Executive ChangeAcquisitionGene TherapyFinancial StatementIPO
Five years into a strategic reboot, Japanese drugmaker Astellas Pharma plans to switch CEOs and “go on the aggressive” to accelerate growth.
Along with a quarterly earnings statement Monday, Astellas revealed that its current CEO, Kenji Yasukawa, will step down in April and be replaced by its chief strategy officer Naoki Okamura. Both have served in their current roles since 2018, when the company mapped out a plan to maintain revenue growth despite the loss of patents protecting some of its top products.

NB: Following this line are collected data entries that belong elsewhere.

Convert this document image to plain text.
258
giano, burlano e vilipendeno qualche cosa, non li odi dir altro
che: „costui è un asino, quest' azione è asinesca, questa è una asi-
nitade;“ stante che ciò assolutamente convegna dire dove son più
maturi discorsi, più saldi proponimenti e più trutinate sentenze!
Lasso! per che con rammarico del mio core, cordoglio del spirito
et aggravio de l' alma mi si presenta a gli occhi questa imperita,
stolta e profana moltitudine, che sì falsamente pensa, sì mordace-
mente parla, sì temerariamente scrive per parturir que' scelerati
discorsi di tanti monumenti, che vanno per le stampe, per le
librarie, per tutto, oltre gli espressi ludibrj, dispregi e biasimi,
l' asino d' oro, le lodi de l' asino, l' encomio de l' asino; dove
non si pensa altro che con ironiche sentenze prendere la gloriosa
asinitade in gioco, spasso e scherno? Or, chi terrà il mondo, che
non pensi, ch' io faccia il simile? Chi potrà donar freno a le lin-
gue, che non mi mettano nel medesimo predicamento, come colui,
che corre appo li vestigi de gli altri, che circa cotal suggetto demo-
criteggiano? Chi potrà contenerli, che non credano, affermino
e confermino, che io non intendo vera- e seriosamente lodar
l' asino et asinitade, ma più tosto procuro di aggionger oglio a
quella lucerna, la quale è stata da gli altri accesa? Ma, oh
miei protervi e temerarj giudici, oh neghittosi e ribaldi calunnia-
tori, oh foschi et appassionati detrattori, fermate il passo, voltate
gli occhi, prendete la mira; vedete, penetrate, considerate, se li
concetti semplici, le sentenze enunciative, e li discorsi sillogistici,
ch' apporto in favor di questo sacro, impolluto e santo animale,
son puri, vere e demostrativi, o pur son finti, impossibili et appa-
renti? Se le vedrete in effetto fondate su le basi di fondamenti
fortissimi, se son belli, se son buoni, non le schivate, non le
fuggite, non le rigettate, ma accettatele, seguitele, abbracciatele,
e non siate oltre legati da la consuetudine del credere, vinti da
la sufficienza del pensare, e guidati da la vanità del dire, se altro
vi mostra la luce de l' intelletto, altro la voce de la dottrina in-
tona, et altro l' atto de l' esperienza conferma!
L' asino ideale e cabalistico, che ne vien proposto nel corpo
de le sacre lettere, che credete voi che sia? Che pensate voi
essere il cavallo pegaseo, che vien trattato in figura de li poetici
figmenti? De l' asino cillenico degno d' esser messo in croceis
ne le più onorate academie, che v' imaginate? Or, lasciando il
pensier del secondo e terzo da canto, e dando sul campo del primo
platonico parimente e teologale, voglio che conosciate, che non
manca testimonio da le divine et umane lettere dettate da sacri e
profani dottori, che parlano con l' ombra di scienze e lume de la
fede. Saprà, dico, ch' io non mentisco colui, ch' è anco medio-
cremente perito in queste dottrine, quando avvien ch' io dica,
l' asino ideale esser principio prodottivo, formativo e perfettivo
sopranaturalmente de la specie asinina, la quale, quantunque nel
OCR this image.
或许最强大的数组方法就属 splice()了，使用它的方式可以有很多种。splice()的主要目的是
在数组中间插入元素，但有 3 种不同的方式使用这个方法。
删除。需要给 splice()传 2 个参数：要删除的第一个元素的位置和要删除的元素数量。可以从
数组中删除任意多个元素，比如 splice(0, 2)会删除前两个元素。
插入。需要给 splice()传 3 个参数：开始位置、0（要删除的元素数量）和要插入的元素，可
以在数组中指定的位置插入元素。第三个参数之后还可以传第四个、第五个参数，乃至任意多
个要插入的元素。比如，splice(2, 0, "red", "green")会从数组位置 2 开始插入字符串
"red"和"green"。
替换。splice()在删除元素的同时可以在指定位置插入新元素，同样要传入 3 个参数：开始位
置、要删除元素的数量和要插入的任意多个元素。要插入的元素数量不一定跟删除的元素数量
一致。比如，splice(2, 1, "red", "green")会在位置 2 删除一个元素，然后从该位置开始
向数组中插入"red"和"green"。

Astellas claims that plan, which involved changing the way it makes research decisions, has been successful, with revenue turning upward since “bottoming out” in the 2020 fiscal year. But it’s now seeking more, claiming in its statement that it “is the right time to go on the aggressive to further accelerate growth.”
In addition to promoting Okamura, who has been with the company for nearly four decades, Astellas made other leadership changes as well. Claus Zieler, who joined the company in 2019, was promoted to chief commercial officer, while corporate strategy executive Adam Pearson will slide into Okamura’s current role. Astellas believes the new group “has the ability to [be] flexible in response” to the changing economic and geopolitical climate, the company said.
Astellas, along with Takeda, Daiichi Sankyo and Eisai, is one of Japan’s largest pharmaceutical companies. It’s also one of the world’s 30 largest drugmakers by market capitalization.
While Astellas earns much of its sales from cancer drugs, the company has bet heavily on cell and gene therapies in recent years as part of the strategic plan it enacted in 2018.
In 2019, for instance, Astellas made its largest acquisition, paying $3 billion for Audentes Therapeutics, a developer of gene therapies for neuromuscular diseases. Last year, it began building a research center in San Francisco that will have a focus on genetic medicines. It also opened a gene therapy manufacturing plant in North Carolina.
But Astellas has suffered setbacks. Studies of Audentes’ top therapy, a treatment for X-linked myotubular myopathy, has been paused multiple times due to safety concerns. Four study participants died after receiving the treatment. A second gene therapy for Pompe disease was also halted after a patient developed nerve damage, though U.S. regulators cleared the company to resume testing last month.
Separately on Monday, Astellas said its revenue rose by around 17% to ¥1.16 trillion, or $8.8 billion, in the first nine months of the fiscal year ending on March 31. Revenue growth was driven by its biggest seller, the prostate cancer drug Xtandi, as well as the cancer medicines Padcev and Xospata.